Europe’s subprime quagmire

DNE
DNE
7 Min Read

By Daniel Gros

BRUSSELS: Back in 2007-2008, when the financial crisis was still called the “subprime” crisis, Europeans felt superior to the United States. European bankers surely knew better than to hand out so-called “NINJA” (no income, no job, no assets) loans. These days, however, Europeans have little reason to feel smug. Their leaders seem unable to come to grips with the eurozone’s debt crisis.

Banks in Ireland and Spain are discovering that their customers are losing their jobs and income as the construction bust hits the national economies. And one could argue that a loan to the government of Greece or Portugal affords little more security than a NINJA loan. Indeed, lending to governments and banks in the European periphery represents the European equivalent of subprime lending in the US (which was also concentrated in a few sunshine states).

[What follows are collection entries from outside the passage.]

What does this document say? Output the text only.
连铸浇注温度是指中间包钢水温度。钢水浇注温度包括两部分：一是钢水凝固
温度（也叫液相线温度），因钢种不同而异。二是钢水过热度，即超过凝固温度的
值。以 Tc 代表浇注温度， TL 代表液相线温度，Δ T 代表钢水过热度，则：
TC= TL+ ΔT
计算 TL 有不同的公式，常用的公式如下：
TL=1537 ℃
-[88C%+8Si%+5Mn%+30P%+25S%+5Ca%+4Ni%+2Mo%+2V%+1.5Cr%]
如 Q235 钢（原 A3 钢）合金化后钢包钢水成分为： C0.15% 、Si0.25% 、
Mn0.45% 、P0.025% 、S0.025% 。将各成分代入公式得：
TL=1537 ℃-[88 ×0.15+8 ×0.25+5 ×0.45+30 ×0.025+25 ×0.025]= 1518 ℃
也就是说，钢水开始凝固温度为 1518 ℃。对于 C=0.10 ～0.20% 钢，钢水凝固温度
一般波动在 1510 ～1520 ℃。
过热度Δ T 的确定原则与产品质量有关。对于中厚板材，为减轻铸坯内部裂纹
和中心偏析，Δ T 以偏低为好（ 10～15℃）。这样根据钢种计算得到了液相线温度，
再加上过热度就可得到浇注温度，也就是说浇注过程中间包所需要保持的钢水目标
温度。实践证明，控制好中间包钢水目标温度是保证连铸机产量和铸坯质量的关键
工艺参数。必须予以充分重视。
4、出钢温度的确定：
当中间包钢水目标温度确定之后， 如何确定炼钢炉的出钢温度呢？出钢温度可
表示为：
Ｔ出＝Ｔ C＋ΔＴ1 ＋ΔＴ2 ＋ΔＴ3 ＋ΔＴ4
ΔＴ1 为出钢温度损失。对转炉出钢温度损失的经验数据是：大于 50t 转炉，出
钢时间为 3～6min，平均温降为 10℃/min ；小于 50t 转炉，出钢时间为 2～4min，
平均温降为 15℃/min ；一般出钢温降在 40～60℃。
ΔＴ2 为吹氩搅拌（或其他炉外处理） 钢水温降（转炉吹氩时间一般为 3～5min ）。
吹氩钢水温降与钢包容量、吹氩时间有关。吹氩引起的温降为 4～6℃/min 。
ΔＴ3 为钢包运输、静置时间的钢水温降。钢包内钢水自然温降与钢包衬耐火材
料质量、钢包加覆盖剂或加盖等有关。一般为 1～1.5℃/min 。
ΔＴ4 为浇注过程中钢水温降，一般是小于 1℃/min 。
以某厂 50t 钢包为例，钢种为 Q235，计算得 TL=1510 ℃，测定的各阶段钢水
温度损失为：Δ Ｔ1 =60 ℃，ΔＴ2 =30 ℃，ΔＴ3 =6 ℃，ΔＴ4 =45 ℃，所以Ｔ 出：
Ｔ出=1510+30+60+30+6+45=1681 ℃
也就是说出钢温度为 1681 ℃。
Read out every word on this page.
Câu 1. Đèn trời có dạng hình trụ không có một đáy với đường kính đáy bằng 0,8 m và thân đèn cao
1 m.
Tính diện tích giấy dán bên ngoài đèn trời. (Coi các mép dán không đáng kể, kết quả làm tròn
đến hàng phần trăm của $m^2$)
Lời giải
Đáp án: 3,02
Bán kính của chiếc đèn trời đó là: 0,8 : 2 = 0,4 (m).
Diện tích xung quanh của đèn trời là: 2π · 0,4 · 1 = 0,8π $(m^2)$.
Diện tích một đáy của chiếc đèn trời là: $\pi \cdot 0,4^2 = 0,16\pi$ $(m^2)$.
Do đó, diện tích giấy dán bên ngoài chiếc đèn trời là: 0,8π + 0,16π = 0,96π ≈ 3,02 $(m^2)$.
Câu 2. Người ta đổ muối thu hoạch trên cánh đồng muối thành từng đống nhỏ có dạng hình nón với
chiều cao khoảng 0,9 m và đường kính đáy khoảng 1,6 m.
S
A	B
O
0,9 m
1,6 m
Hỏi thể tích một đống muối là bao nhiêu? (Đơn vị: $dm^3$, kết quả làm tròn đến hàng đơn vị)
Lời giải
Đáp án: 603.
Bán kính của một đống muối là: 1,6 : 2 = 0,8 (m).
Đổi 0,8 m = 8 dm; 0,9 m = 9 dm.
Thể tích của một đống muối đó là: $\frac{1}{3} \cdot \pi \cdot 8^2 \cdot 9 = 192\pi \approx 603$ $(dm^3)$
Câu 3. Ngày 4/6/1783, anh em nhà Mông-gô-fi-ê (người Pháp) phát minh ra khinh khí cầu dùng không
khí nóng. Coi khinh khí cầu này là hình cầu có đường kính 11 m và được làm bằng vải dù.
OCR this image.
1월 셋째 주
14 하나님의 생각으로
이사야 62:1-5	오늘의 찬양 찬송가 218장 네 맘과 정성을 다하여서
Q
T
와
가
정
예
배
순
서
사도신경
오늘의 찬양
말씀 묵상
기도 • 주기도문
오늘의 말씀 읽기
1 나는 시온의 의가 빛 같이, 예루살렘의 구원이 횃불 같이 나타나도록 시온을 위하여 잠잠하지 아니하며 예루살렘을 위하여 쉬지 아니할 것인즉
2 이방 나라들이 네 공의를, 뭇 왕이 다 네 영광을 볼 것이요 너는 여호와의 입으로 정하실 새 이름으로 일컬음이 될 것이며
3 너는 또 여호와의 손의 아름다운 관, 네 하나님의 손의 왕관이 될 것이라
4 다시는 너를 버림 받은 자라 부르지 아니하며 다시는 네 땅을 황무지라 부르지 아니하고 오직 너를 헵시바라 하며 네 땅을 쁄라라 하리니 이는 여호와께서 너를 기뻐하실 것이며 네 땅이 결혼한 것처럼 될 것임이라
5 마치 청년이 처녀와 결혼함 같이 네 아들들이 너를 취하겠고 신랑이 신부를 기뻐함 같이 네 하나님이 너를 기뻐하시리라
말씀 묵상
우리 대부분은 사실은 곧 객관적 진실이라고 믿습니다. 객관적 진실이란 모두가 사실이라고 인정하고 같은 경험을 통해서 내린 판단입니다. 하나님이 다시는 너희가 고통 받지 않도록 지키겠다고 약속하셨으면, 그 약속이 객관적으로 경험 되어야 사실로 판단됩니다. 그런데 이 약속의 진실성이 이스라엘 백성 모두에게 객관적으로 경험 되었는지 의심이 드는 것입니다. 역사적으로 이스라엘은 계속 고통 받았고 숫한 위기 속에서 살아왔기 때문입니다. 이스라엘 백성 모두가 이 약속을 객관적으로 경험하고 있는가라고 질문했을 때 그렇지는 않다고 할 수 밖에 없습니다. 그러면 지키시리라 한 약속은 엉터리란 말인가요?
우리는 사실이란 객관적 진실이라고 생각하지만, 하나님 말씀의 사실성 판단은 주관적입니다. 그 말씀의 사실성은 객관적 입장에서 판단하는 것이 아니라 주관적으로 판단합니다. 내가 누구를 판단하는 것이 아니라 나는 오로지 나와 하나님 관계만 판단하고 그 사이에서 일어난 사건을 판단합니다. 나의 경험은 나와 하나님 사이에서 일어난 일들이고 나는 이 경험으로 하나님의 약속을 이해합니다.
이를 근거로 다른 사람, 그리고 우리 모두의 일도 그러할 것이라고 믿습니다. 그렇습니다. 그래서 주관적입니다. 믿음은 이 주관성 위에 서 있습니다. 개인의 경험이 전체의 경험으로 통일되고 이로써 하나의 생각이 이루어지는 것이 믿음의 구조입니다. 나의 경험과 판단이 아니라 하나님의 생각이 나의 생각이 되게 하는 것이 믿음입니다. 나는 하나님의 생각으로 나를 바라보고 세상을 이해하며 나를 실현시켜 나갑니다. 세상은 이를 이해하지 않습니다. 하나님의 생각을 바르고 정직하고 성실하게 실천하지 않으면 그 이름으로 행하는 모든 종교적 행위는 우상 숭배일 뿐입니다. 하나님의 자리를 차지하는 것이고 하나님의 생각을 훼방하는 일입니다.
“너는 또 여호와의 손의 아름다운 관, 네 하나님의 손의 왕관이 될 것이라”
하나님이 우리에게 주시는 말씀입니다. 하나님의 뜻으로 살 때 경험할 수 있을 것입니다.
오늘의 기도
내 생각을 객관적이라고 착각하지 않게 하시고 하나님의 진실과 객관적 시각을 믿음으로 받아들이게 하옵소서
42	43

Given the many similarities between the two crises’ basic features, European leaders could learn a lot from the US experience.

The first lesson is that, despite the limited overall volume of subprime loans, the subprime crisis could blow up into the biggest financial crisis in living memory, because an overstretched financial system was unable to cope with even limited losses. Similarly, the combined debt of Greece, Ireland, and Portugal is small relative to the eurozone economy, but the European banking system is still so weak that these countries’ debt problems can create a systemic crisis.

A second lesson is that dealing successfully with a financial crisis requires, most immediately, a strong dose of liquidity. Then, once the financial system has been stabilized, a combination of debt restructuring and recapitalization is required. Has the European Union followed this recipe?

After some hesitation, Europe showed that it could manage the first phase — a liquidity injection to prevent systemic collapse. Greece and Ireland received funding when they were shut out of the capital market. And the last EU summit announced the creation of a permanent European Stability Mechanism (ESM) — a sort of European Monetary Fund with an effective lending capacity of €500 billion.

This is equivalent to $700 billion, the same magnitude as the Troubled Asset Relief Program (TARP) instituted in late 2008 to keep US financial markets from collapsing. The ESM should be sufficient to deal with the refinancing needs of Greece, Ireland, and Portugal. It might even be sufficient to address Spanish government debt, though this would be a stretch.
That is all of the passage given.